Ms. Charen says lots of good things in her most recent op-ed.
I’ve been quiet on this debate because I find myself in the unfamiliar position of moderate. I cannot rejoice with so many of my conservative friends over the defeat of immigration reform, yet neither would I have been happy to see the legislation passed in the form it was offered.
I persist in feeling well disposed toward those who wish to become Americans (particularly Catholics from Latin America, as I believe these are eminently assimilable populations), and I do fret that the Republican Party may have inflicted serious political damage on itself by appearing to be anti-immigrant.

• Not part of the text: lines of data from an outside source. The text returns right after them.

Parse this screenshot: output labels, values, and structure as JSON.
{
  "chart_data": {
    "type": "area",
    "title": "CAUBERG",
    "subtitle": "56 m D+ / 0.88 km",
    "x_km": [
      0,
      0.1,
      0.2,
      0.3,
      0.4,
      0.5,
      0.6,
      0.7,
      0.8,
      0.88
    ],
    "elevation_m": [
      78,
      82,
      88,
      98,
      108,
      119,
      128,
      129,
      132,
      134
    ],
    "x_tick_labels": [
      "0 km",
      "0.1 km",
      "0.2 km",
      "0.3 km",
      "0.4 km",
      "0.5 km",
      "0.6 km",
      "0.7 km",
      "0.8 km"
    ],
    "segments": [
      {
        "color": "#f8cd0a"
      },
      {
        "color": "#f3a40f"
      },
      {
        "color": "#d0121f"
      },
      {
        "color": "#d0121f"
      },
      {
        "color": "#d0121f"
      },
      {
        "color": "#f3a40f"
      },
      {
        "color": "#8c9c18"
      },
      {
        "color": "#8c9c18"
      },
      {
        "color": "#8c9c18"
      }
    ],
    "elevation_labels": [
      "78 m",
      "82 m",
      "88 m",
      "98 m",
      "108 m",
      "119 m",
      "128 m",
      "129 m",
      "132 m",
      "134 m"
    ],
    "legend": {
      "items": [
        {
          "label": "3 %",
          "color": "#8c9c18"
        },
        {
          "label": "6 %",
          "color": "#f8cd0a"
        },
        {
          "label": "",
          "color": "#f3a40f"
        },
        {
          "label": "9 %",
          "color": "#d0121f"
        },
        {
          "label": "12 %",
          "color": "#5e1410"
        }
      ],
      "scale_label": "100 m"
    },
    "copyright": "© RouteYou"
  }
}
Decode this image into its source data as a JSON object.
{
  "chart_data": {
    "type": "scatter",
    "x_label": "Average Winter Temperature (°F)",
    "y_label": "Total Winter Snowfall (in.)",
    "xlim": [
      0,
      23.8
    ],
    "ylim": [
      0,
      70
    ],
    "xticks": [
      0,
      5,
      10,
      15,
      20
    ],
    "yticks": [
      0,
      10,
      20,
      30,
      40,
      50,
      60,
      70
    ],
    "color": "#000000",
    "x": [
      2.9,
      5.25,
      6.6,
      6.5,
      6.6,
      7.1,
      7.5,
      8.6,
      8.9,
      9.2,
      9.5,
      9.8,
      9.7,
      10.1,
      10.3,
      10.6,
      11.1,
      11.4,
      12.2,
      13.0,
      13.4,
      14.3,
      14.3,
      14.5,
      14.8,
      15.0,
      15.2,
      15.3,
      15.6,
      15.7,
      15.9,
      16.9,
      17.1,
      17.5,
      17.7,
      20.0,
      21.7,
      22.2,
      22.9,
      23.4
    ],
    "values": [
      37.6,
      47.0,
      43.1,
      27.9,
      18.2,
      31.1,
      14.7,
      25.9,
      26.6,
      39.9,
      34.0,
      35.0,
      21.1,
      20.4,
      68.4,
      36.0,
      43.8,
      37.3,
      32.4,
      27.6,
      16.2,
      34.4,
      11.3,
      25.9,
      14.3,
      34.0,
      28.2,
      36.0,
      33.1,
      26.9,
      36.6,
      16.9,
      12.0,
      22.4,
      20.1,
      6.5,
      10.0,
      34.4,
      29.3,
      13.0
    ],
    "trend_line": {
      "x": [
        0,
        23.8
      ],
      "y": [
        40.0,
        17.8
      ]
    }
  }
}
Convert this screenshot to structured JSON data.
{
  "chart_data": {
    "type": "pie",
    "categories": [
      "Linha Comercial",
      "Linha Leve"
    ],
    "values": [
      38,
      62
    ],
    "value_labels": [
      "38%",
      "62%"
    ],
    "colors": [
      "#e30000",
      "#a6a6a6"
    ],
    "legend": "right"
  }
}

I have heard nothing to convince me that the illegal immigration problem is not a reflection of legal immigration quotas that are too low. We have a full employment economy and a poor neighbor to the south. Is it any shock that employers are loath to turn away willing workers or that impoverished people are streaming across the Rio Grande? Are these low-skilled workers? You bet. Do we need them? Arguably yes.
Quotas are too low. The bill tried to deal with it by allowing temporary workers, but did nothing about quotas.
The greatest benefit of immigration by far is not what it does for the immigrant (though that is huge) but what it does for America — assuring a steady stream of newcomers who do not take the blessings of liberty for granted but cherish them. Many opponents of immigration are worried about diluting our culture. I’m far more worried about the hollowing out from within. We scarcely teach our own children to love America, far less inculcate patriotism in immigrants.
Again spot on.
If I were writing the law all by myself, I’d increase the legal immigration levels, beef up border enforcement, establish a national ID card so that we could really know who is here, and reform welfare so that only those who truly want to work would be tempted to immigrate. I’d also reform education to convey the greatness of this nation (warts and all). So here I am, in the awkward middle.
Well, except for the national ID card (how is this different from RealID?), not much to really argue with. So why don’t the politicians get it?